After having the models built as well as the ensamble of them it is time to predict for the IPAC dataset. Thus we start to prepare the data,

# Cargamos bq_clean (IPAC)
yy <- apply(sn, 1, feature_extr, bq_clean)
yy <- as.data.frame(yy)
colnames(yy) <- as.character(sn[, 1])
colnames(yy) <- str_replace(paste("X", colnames(yy), sep = ""), ":", ".")
# Predict for new dataset:
predf <- data.frame(sapply(all.models, predict, newdata = yy))
## Error: object 'X53.62.1' not found
predf$ENS_greedy <- predict(greedy, newdata = yy)
## Error: variables in the training data missing in newdata
predf$ENS_linear <- predict(linear, newdata = yy)
## Error: object 'X53.62.1' not found

Neighbourhood Analysis

In order to realize how close or isolated the both sets (BT-SETTL and IPAC) are a PCA analysis is performed:

# Cargamos bq_clean (IPAC)
zz <- rbind(X, yy)
pcaz <- prcomp(zz)
plot(pcaz$x[, 1], pcaz$x[, 2], pch = ".")
points(pcaz$x[(nrow(X) + 1):nrow(zz), 1], pcaz$x[(nrow(X) + 1):nrow(zz), 2], 
    pch = "x", col = 3)
points(pcaz$x[1:nrow(X), 1], pcaz$x[1:nrow(X), 2], pch = "+", col = 2)

plot of chunk lee04

rownames(yy)[896 - nrow(X)]
## [1] "LP_799-3.7512.txt"

According to the obtained predictions, some comparison will be performed against the prediction carried out by using spectrafull projection by means of ICA/JADE technology. This was carried out by Miss Prendes Gero at http://innova.uned.es, so we will download her prediction datasets and just compare them.
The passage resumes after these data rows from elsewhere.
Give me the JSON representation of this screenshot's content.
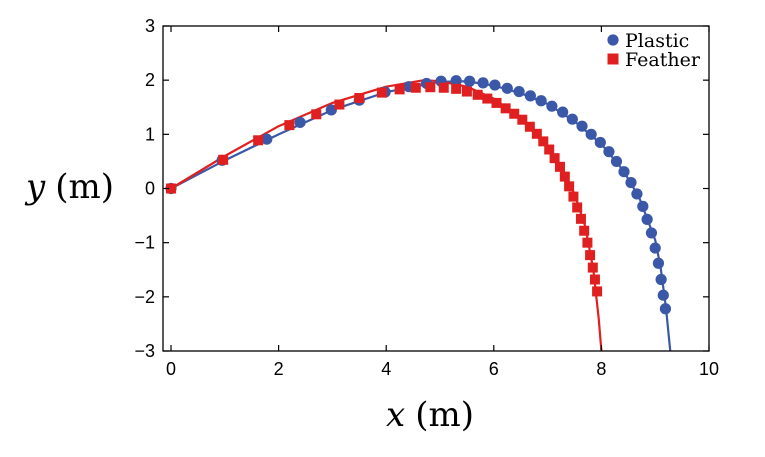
{
  "chart_data": {
    "type": "scatter",
    "xlim": [
      0,
      10
    ],
    "ylim": [
      -3,
      3
    ],
    "xticks": [
      0,
      2,
      4,
      6,
      8,
      10
    ],
    "yticks": [
      3,
      2,
      1,
      0,
      -1,
      -2,
      -3
    ],
    "xticklabels": [
      "0",
      "2",
      "4",
      "6",
      "8",
      "10"
    ],
    "yticklabels": [
      "3",
      "2",
      "1",
      "0",
      "−1",
      "−2",
      "−3"
    ],
    "xlabel": {
      "var": "x",
      "unit": "(m)"
    },
    "ylabel": {
      "var": "y",
      "unit": "(m)"
    },
    "legend_position": "top-right",
    "series": [
      {
        "name": "Plastic",
        "marker": "circle",
        "color": "#3b58a8",
        "points": [
          [
            0.0,
            0.0
          ],
          [
            0.95,
            0.52
          ],
          [
            1.78,
            0.91
          ],
          [
            2.4,
            1.22
          ],
          [
            2.98,
            1.45
          ],
          [
            3.5,
            1.63
          ],
          [
            3.98,
            1.78
          ],
          [
            4.42,
            1.88
          ],
          [
            4.75,
            1.94
          ],
          [
            5.02,
            1.98
          ],
          [
            5.3,
            1.99
          ],
          [
            5.55,
            1.98
          ],
          [
            5.8,
            1.95
          ],
          [
            6.02,
            1.91
          ],
          [
            6.25,
            1.85
          ],
          [
            6.47,
            1.79
          ],
          [
            6.68,
            1.71
          ],
          [
            6.88,
            1.62
          ],
          [
            7.08,
            1.52
          ],
          [
            7.28,
            1.41
          ],
          [
            7.46,
            1.28
          ],
          [
            7.64,
            1.15
          ],
          [
            7.81,
            1.0
          ],
          [
            7.98,
            0.85
          ],
          [
            8.14,
            0.68
          ],
          [
            8.28,
            0.5
          ],
          [
            8.42,
            0.31
          ],
          [
            8.55,
            0.11
          ],
          [
            8.66,
            -0.1
          ],
          [
            8.77,
            -0.33
          ],
          [
            8.85,
            -0.57
          ],
          [
            8.93,
            -0.82
          ],
          [
            9.0,
            -1.1
          ],
          [
            9.06,
            -1.38
          ],
          [
            9.11,
            -1.68
          ],
          [
            9.15,
            -1.97
          ],
          [
            9.19,
            -2.22
          ]
        ],
        "fit": [
          [
            0.0,
            0.0
          ],
          [
            1.0,
            0.52
          ],
          [
            2.0,
            1.0
          ],
          [
            3.0,
            1.45
          ],
          [
            4.0,
            1.78
          ],
          [
            5.0,
            1.97
          ],
          [
            5.5,
            1.98
          ],
          [
            6.0,
            1.9
          ],
          [
            6.5,
            1.76
          ],
          [
            7.0,
            1.56
          ],
          [
            7.5,
            1.24
          ],
          [
            8.0,
            0.82
          ],
          [
            8.4,
            0.34
          ],
          [
            8.7,
            -0.16
          ],
          [
            9.0,
            -0.95
          ],
          [
            9.1,
            -1.45
          ],
          [
            9.2,
            -2.2
          ],
          [
            9.28,
            -3.0
          ]
        ]
      },
      {
        "name": "Feather",
        "marker": "square",
        "color": "#e02020",
        "points": [
          [
            0.0,
            0.0
          ],
          [
            0.97,
            0.53
          ],
          [
            1.62,
            0.89
          ],
          [
            2.2,
            1.17
          ],
          [
            2.7,
            1.37
          ],
          [
            3.13,
            1.55
          ],
          [
            3.5,
            1.67
          ],
          [
            3.92,
            1.77
          ],
          [
            4.25,
            1.83
          ],
          [
            4.55,
            1.86
          ],
          [
            4.82,
            1.87
          ],
          [
            5.07,
            1.86
          ],
          [
            5.3,
            1.84
          ],
          [
            5.5,
            1.79
          ],
          [
            5.7,
            1.73
          ],
          [
            5.88,
            1.66
          ],
          [
            6.05,
            1.58
          ],
          [
            6.22,
            1.48
          ],
          [
            6.38,
            1.38
          ],
          [
            6.53,
            1.27
          ],
          [
            6.67,
            1.14
          ],
          [
            6.8,
            1.01
          ],
          [
            6.92,
            0.87
          ],
          [
            7.03,
            0.72
          ],
          [
            7.13,
            0.56
          ],
          [
            7.23,
            0.4
          ],
          [
            7.32,
            0.22
          ],
          [
            7.4,
            0.04
          ],
          [
            7.48,
            -0.15
          ],
          [
            7.55,
            -0.35
          ],
          [
            7.62,
            -0.56
          ],
          [
            7.68,
            -0.78
          ],
          [
            7.74,
            -1.0
          ],
          [
            7.79,
            -1.23
          ],
          [
            7.84,
            -1.46
          ],
          [
            7.88,
            -1.68
          ],
          [
            7.92,
            -1.9
          ]
        ],
        "fit": [
          [
            0.0,
            0.0
          ],
          [
            1.0,
            0.6
          ],
          [
            2.0,
            1.15
          ],
          [
            3.0,
            1.58
          ],
          [
            4.0,
            1.88
          ],
          [
            4.7,
            2.0
          ],
          [
            5.0,
            1.98
          ],
          [
            5.5,
            1.88
          ],
          [
            6.0,
            1.66
          ],
          [
            6.5,
            1.3
          ],
          [
            7.0,
            0.75
          ],
          [
            7.3,
            0.3
          ],
          [
            7.5,
            -0.1
          ],
          [
            7.7,
            -0.7
          ],
          [
            7.85,
            -1.5
          ],
          [
            7.95,
            -2.4
          ],
          [
            8.0,
            -3.0
          ]
        ]
      }
    ]
  }
}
# Cargamos bq_clean (IPAC)
load("~/git/M_sel/belen_resul_T.RData")
idx <- unlist(lapply(bq_clean, function(x) {
    return(x$name)
})) %in% rownames(dd)
plot(dd[, 2], predf$ENS_greedy[idx])
## Error: error in evaluating the argument 'y' in selecting a method for
## function 'plot': Error: object 'predf' not found
rownames(dd)[124]
## [1] "LP_799-3.7512.txt"
plot(dd[, 2], predf$ENS_greedy[idx], xlim = c(1500, 3500), ylim = c(1500, 3500))
## Error: error in evaluating the argument 'y' in selecting a method for
## function 'plot': Error: object 'predf' not found
lines(c(1500, 3500), c(1500, 3500), col = 2)
## Error: plot.new has not been called yet
hist((dd[, 3] - predf$ENS_greedy[idx])/sd(dd[, 1] - predf$ENS_greedy[idx]), 
    breaks = 20)
## Error: object 'predf' not found
mean(dd[, 3] - predf$ENS_greedy[idx])
## Error: error in evaluating the argument 'x' in selecting a method for
## function 'mean': Error: object 'predf' not found
sd(dd[, 3] - predf$ENS_greedy[idx])
## Error: object 'predf' not found